= Conor McAnally =

Irish television writer, producer, and director

Conor McAnally (born 24 March 1952) is an Irish television writer, producer and director. He worked in Ireland up to 1989, moved to London and worked in the United Kingdom until 2004 when he moved to the United States. He is based in Austin, Texas. His productions have won more than 20 awards including five British Academy Awards and three from the Royal Television Society. He is best known for music and entertainment programmes and is an expert in live broadcasts.

== Early life ==

McAnally was born in Dublin, Ireland to actors Ray McAnally and Ronnie Masterson. He is the eldest of four children. His brother Aonghus is a radio and television presenter and producer at the Irish broadcast service, RTÉ. He was educated at St. Josephs's Primary and Secondary Schools in Fairview, Dublin, and then attended Rathmines College of Commerce Dublin Institute of Technology where he graduated in Journalism.

== Career ==
McAnally joined Independent Newspapers in Dublin in 1970 as a junior reporter and worked for the daily Irish Independent, Evening Herald, and the weekly Sunday Independent. During a five-year newspaper career he was an investigative reporter, crime reporter, health and social welfare correspondent, deputy motoring correspondent, and a columnist.
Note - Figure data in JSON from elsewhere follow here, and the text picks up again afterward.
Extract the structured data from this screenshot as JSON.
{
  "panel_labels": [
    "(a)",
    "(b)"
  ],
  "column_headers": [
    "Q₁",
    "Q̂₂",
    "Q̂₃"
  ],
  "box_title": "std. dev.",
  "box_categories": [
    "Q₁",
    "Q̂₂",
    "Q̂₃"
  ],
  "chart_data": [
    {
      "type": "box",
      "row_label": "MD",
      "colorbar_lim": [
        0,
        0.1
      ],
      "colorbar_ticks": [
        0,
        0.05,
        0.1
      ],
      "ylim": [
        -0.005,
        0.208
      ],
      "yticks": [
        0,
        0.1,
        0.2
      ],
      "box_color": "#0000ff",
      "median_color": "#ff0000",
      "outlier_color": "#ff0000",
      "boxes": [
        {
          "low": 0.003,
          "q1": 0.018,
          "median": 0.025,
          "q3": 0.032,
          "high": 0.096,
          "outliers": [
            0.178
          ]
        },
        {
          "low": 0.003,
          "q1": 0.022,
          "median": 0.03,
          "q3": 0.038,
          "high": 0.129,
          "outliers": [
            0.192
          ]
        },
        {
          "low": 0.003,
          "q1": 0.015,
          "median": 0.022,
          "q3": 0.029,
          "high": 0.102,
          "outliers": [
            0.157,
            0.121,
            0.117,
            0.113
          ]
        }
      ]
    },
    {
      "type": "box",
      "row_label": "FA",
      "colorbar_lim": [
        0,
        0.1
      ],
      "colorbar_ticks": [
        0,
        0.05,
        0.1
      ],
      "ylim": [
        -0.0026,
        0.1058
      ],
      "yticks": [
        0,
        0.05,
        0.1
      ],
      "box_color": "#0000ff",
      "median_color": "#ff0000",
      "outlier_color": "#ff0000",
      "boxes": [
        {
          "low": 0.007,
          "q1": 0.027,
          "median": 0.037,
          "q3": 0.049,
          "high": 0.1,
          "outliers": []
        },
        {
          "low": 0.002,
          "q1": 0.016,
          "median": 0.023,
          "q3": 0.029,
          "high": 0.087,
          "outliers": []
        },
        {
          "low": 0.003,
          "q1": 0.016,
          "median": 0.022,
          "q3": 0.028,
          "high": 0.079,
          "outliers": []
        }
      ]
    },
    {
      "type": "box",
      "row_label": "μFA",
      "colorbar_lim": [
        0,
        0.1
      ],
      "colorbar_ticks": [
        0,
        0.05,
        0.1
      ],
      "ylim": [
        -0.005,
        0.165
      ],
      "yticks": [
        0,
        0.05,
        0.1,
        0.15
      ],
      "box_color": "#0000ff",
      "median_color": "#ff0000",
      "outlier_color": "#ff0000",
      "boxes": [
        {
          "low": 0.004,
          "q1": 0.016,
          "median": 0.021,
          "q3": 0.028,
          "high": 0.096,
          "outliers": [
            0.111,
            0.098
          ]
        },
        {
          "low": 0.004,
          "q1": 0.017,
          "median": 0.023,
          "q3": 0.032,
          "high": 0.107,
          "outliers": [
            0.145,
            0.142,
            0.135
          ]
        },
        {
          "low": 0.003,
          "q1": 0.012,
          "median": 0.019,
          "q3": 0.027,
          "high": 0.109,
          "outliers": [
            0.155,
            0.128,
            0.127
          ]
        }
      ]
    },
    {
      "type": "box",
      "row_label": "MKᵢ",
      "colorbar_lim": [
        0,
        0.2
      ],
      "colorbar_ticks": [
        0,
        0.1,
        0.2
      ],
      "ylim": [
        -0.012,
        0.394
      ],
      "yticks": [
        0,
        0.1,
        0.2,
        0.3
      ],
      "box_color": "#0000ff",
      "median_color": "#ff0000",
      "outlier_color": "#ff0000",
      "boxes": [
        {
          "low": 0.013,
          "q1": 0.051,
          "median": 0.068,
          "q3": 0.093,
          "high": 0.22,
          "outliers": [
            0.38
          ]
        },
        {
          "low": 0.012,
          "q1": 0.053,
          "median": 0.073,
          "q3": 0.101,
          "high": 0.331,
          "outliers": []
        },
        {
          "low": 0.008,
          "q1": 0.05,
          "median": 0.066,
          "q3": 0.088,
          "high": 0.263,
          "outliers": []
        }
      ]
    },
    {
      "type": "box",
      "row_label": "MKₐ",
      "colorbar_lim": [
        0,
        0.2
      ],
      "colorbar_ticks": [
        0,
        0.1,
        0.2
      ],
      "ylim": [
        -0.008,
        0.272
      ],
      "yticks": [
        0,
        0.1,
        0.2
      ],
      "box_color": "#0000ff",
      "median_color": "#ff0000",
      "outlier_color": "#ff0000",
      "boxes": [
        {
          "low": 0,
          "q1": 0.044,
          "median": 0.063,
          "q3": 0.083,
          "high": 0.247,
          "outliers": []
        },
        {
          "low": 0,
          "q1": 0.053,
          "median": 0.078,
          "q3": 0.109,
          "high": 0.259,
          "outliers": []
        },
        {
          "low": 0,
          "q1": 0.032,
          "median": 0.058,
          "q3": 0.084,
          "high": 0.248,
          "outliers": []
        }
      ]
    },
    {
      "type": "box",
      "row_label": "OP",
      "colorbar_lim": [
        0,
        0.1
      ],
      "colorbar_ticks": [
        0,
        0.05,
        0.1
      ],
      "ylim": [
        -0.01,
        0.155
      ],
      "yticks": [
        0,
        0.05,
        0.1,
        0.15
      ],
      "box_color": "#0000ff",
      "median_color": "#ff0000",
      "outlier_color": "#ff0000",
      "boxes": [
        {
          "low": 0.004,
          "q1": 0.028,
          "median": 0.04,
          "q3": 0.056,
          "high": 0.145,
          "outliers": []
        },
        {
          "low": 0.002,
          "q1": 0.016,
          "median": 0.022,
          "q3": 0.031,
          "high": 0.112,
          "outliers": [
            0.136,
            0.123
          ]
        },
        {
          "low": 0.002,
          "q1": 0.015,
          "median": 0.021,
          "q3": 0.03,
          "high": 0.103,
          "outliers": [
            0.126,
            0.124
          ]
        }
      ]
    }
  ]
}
He won the Journalist of the Year award in 1972 for breaking a story on how the Irish Republican Army was training volunteers to fight in Northern Ireland. He met his first wife Roisin Finnigan at the Independent, where she worked as a copy taker.

In 1975, McAnally joined RTÉ as a radio and television reporter. He worked in the newsroom for two years before moving into programme presenting on The Politics Programme and Youngline. As the host of Youngline, he was the first person to introduce the fledgling music group U2 to a television audience. In 1980, McAnally became RTÉ's youngest producer/director. He produced Ireland's Eye, Non Stop Pop, Moving Hearts in Concert, Stockton's Wing in Concert, Christmas at the Castle, and directed a number of other shows.
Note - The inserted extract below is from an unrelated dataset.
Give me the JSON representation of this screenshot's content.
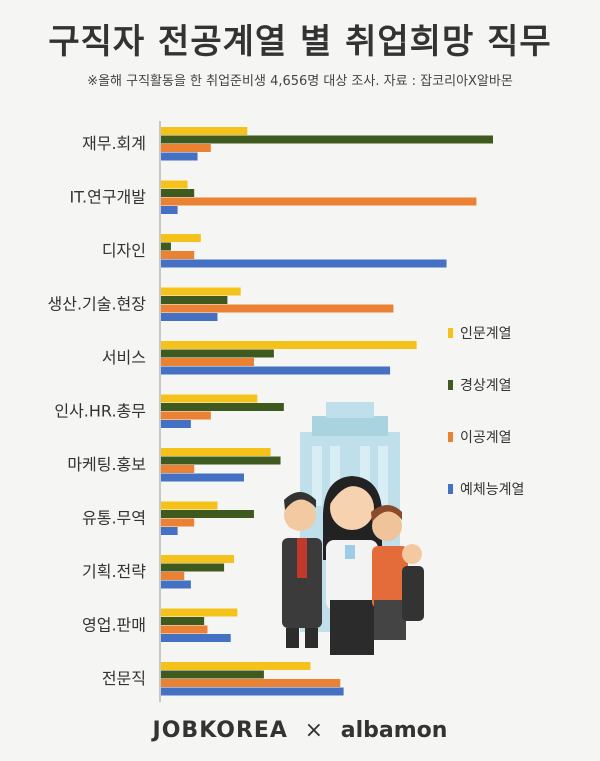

In 1982, he left to form Spearhead Productions and directed 152 shows in his first year. In 1984, McAnally joined forces with radio DJ Vincent Hanley ("Fab Vinny") to form Green Apple Productions, where they created MT USA, Europe's first terrestrial music video television series, and Hanley became Ireland's first VJ. The show was broadcast on Sunday afternoons, repeated on Friday nights, and continued until 1987, when Hanley died of an AIDS-related illness. McAnally and the other Green Apple partner Bill Hughes decided to end the programme series rather than continue without Hanley. Shows at Green Apple included Rapid Roulette, Finding Fax Future, and The Write Stuff. In 1987 and 1988 he made a trilogy of documentaries on AIDS. He later described them as a tribute to his friend and partner Vincent Hanley.

In 1987, Green Apple Productions merged with Strongbow Film and Television Productions, a producer of documentaries, feature films, and television dramas. McAnally left Strongbow in 1989 and moved to London, where he freelanced as a producer and director. He worked with The Children's Channel, directing 12 shows a week for their British Satellite Broadcasting channel. He joined Buena Vista Productions (Disney) in London and produced The Disney Club for ITV for three seasons. After Disney, he developed, wrote, produced and directed Over The Wall at Brian Waddell Productions for the BBC. The executive producer of Over The Wall, Peter Murphy, introduced him to British pop duo Ant & Dec, and he became their producer for The Ant & Dec Show at the BBC, Ant & Dec Unzipped at Channel 4, SM:TV Live and CD:UK at ITV. He headed Blaze Television at Zenith Entertainment Ltd.

In 2004, McAnally moved his home to Texas and commuted to London. In 2005, DIRECTV in Los Angeles commissioned CD:USA, a music show based on the CD:UK format. McAnally moved to Los Angeles to run the show, and a year later, Blaze was sold to US media company Shout! Factory, at which point McAnally became managing director of the company until the end of 2009.

McAnally created ConorMac Productions in 2010. The company is based in Bastrop, Texas, just outside Austin, and specialises in multi-camera directing and producing music, entertainment and other genres.